米スタンフォード大学人間中心人工知能研究所(Human-Centered AI Institute)は6月中旬、AIの基盤モデルに関する研究結果を発表した。10の基盤モデルを対象に、EUのAI規制法案「EU AI Act(草案)」が定める基準を満たしているかを評価したものだが、最先端の基盤モデルはいずれもこれを満たしていないことがわかった。

報告書の中では「主要な基盤モデルのプロバイダーは基本的にEU AI Act草案が求める要件を遵守していない。プロバイダーはモデルに関するデータやコンピューテーション、デプロイメント(配置)、さらにモデルそのものの重要な特徴について十分な情報を開示していない。とくに、著作権で保護されたトレーニングデータの使用、トレーニングに使用されたハードウェアやトレーニングの過程で生じた排出状況といった、草案が開示を求めているデータを明らかにしておらず、また評価の方法やモデルのテスト方法についても明かしていない」とつづられている。

EU AI ActはAIを規制する世界初の法案であり、EU市場における基盤モデルの発展に影響してくるものだ。

欧州議会は6月14日、EU AI Actの草案を賛成299票、反対28票、棄権93票で可決した。草案では、Open AIやグーグルなどの基盤モデルが負うべき義務を明示している。AI技術がユーザーに対して透明性を維持し、公平かつ安全であることを求めており、2024年に施行される見込みだ。

スタンフォード大学人間中心人工知能研究所より

スタンフォード大の研究チームはEU AI Actの草案からまず22項目の要件を抜き出し、公開データを有意義に使用しているかどうかを基準として最終的に12項目の評価項目を選定した。各項目はデータソース・データ処理・モデル本体・実際の運用の4つの区分に分けられ、それぞれを0点〜4点の5段階で評価した(※編集部注:各項目を4点満点で評価し、計12項目で48点満点としている)。

評価対象となった基盤モデルの得点はいずれも満点からはほど遠いものだった。主な問題点は、著作権に関する責任の所在が不明確なこと、消費エネルギーに関する報告が不均一なこと、リスク低減に関するデータ開示が不十分なこと、評価基準や監査のエコシステムが欠如していることなどだ。

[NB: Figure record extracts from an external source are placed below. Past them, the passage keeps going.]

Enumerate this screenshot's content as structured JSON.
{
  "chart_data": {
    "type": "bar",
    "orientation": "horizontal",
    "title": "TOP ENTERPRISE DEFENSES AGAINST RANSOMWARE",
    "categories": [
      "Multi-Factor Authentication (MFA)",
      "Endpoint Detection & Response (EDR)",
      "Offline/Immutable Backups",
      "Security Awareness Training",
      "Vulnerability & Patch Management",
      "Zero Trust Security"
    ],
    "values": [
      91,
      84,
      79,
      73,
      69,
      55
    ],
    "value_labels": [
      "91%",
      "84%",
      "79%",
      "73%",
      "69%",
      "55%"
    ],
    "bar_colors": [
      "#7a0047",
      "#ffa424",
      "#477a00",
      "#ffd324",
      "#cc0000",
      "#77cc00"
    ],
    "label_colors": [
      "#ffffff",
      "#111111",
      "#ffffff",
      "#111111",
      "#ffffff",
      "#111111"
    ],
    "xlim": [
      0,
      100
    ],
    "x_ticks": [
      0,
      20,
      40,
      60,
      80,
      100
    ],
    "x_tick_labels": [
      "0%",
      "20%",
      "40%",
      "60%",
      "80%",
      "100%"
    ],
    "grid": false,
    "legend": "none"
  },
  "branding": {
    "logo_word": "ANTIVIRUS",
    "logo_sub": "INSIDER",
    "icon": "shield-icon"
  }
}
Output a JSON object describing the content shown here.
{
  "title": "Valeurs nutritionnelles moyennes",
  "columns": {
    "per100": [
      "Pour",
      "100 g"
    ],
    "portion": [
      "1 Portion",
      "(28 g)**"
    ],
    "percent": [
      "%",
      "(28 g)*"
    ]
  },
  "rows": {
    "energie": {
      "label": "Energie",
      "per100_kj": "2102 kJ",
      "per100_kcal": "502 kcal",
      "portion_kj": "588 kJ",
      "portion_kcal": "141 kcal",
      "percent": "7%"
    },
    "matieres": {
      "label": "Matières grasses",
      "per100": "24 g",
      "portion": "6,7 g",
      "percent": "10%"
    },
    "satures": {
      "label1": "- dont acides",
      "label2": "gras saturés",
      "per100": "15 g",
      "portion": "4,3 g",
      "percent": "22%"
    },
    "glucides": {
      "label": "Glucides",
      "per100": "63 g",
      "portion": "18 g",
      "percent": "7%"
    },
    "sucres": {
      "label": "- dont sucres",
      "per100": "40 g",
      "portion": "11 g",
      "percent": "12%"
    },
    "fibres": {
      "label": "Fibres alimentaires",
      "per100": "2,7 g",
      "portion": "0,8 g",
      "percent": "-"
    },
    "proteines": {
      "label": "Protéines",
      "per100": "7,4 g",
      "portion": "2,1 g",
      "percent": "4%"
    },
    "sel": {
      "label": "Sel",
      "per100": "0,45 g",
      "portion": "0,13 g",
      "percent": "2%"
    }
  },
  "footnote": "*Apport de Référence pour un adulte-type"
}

コンプライアンス面で各プロバイダーには大きな差が出た。AI21 Labs、Aleph Alpha、Anthropicの3社は総合得点が25%(12点)にも届かなかったのに対し、Hugging Faceなどが立ち上げたワークショップBigScienceは最高の36点だった。

Open AIの「GPT-4」やグーグルの「PaLM2」など、大手企業が過去数カ月に開催した大規模言語モデルの発表会からもわかるとおり、データや評価方法などに関する詳細は確かに開示されていない。